No sin razón, los especialistas califican a la adolescencia como la etapa más difícil en la vida del hombre y la mujer. El afán por pertenecer a un grupo, por incluirse y ser aceptado en el mismo, preocupa, absorbe y complica (según la personalidad del adolescente) al joven o la jovencita en cuestión.

Este es un período en que se pugna por independizarse, por verse libre de la tutela familiar y las imposiciones sólo agudizan la rebeldía distintiva de la edad. Una forma de expresar nuestra comprensión es controlar sus amistades, relacionarse con ellas y sus familiares, tratar de influir positivamente en la opinión del grupo e invitarlo para que, de vez en cuando, compartan juegos, estudios y alborotos.

Resulta complejo convivir con la niña o el niño en desarrollo, ni siquiera es fácil el diálogo con ellos.

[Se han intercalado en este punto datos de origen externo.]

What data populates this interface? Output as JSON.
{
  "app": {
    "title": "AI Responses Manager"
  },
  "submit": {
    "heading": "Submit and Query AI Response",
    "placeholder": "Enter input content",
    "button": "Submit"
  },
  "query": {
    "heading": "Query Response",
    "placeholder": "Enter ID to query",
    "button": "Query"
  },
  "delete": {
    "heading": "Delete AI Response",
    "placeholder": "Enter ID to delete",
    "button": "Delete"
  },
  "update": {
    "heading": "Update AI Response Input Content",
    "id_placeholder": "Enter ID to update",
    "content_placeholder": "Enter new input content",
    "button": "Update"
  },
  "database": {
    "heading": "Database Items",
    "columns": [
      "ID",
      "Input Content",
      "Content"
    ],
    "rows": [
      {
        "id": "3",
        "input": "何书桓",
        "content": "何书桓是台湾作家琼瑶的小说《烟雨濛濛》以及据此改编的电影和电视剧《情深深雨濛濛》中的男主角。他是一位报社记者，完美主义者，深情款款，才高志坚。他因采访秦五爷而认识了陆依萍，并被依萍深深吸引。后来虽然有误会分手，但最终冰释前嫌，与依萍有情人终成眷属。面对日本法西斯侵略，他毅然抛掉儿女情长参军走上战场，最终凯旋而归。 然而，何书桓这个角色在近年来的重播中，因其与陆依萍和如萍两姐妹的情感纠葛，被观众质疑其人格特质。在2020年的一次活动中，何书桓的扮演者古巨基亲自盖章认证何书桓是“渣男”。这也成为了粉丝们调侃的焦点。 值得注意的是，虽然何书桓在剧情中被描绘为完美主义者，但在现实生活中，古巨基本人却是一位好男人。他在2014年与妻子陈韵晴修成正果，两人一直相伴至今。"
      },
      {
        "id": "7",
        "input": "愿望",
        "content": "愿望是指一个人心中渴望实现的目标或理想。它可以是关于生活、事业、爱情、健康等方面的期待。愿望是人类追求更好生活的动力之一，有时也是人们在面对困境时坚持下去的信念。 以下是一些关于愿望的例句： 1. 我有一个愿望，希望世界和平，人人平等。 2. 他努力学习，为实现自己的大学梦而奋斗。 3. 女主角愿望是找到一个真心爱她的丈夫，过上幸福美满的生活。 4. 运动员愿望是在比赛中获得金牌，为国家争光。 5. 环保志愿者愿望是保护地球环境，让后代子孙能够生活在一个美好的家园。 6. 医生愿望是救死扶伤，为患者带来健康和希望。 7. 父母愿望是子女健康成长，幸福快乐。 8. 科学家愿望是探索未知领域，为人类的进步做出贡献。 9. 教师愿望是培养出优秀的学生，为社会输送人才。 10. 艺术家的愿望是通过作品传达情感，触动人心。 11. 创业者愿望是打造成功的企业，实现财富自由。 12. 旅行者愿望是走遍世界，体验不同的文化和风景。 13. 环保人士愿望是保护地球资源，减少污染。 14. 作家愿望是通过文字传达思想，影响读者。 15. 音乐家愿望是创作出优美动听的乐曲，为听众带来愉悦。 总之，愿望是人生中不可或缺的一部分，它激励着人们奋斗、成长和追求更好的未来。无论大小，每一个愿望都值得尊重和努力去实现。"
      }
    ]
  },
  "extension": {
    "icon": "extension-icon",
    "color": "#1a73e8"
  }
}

Más, nuestra actitud como padres debe estar en correspondencia con los signos de madurez que vayan mostrando. De forma tal, que sientan el reconocimiento a su nueva condición, pero que también encuentren nuestra comprensión y apoyo. Enseñándoles de paso, que aún no es dueño totalmente de sus acciones porque la vida está compuesta de etapas y aun les resta tiempo para arribar a la de su plena independencia personal. Lo que logrará cuando termine sus estudios y se independice económicamente. Ahora sus padres se ocupan de que no les falte nada y, la mejor forma de corresponder es con una buena actitud ante el estudio, la familia y la sociedad.